Diagnostic Overshadowing: The Breast We Almost Missed
By Dr Gbonjubola Abiri
She said it almost in a whisper.
“Doctor, there is something going on with my breast.”
The visit was meant to be a routine psychiatric consultation. This elderly woman was being managed for a mental health condition. When I asked if she had any complaints, she spoke softly, almost apologetically. Before she could continue, her children interrupted.
“That’s not why we are here.”
“We came for her mental health.”
“We really need to be going.”
Their focus was clear: the mind. The breast could wait.
After some insistence, I asked to examine her privately. What I found was deeply concerning. The right breast showed changes that were highly suspicious for advanced breast cancer, certainly not something that had started yesterday.
This is unlikely to be a story about careless children or an ignorant patient. It is what we in healthcare call diagnostic overshadowing, when physical symptoms are overlooked because a person carries a psychiatric diagnosis.

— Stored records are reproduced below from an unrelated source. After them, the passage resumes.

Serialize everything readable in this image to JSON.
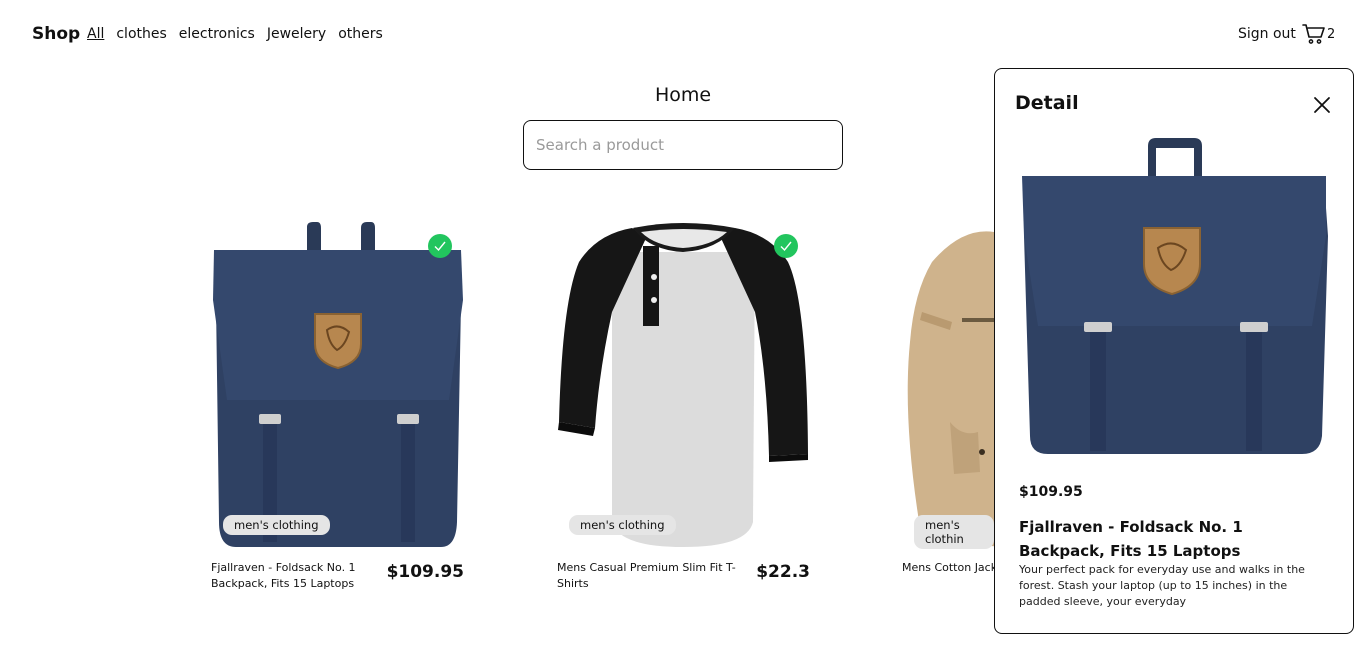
{
  "nav": {
    "brand": "Shop",
    "links": [
      {
        "label": "All",
        "active": true
      },
      {
        "label": "clothes",
        "active": false
      },
      {
        "label": "electronics",
        "active": false
      },
      {
        "label": "Jewelery",
        "active": false
      },
      {
        "label": "others",
        "active": false
      }
    ],
    "signout": "Sign out",
    "cart_icon": "cart-icon",
    "cart_count": "2"
  },
  "page": {
    "title": "Home",
    "search_placeholder": "Search a product"
  },
  "products": [
    {
      "name": "Fjallraven - Foldsack No. 1 Backpack, Fits 15 Laptops",
      "price": "$109.95",
      "category": "men's clothing",
      "in_cart": true,
      "image": "backpack"
    },
    {
      "name": "Mens Casual Premium Slim Fit T-Shirts",
      "price": "$22.3",
      "category": "men's clothing",
      "in_cart": true,
      "image": "t-shirt"
    },
    {
      "name": "Mens Cotton Jack",
      "price": "",
      "category": "men's clothin",
      "in_cart": false,
      "image": "jacket"
    }
  ],
  "detail": {
    "title": "Detail",
    "close_icon": "close-icon",
    "price": "$109.95",
    "name": "Fjallraven - Foldsack No. 1 Backpack, Fits 15 Laptops",
    "description": "Your perfect pack for everyday use and walks in the forest. Stash your laptop (up to 15 inches) in the padded sleeve, your everyday",
    "image": "backpack"
  },
  "colors": {
    "check_green": "#22c55e",
    "badge_bg": "#e5e5e5",
    "backpack_navy": "#2c3e5e"
  }
}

Unfortunately, in societies like ours, once someone is labelled “mentally ill,” everything risks being interpreted through that lens. Fatigue becomes depression. Refusal is labelled ‘psychotic behaviour’. A lump becomes “not today’s problem.”
Family members are often exhausted as a lot of their energy goes into clinic visits and preventing relapses. Suddenly, physical health becomes secondary, especially if the patient doesn’t complain loudly. Even when the patient speaks about their physical health challenge, shame and stigma may play a role.
In some instances, patients minimise symptoms as mental health may reduce motivation, impair judgement or make it difficult to articulate their discomfort. They may feel very hesitant to ‘disturb’ their children, who they already feel are carrying too much.
The body howeve,r does not care about stigma as cancer doesn’t pause because there is depression, nor does diabetes wait because someone has an anxiety disorder. Research consistently shows that people living with severe mental illness die earlier than the general population. This is often from preventable or treatable physical illnesses, as screenings are often missed, complaints dismissed, and systems fragmented. The mind is treated in one building; the body in another.
In real life, however, the body doesn’t separate as mental and physical health are health. One does not cancel the other. One does not deserve priority over the other. They are intertwined, inseparable, and equally urgent.
And so, as clinicians, we must listen carefully, especially when the voice is soft. As families, we must resist the urge to narrow our focus to a single diagnosis. And as patients, we must remember that every change in our bodies deserves attention.
Sometimes the quietest complaint in the room carries the loudest warning. The mind should never overshadow the body.
Remember, there is no health without mental health.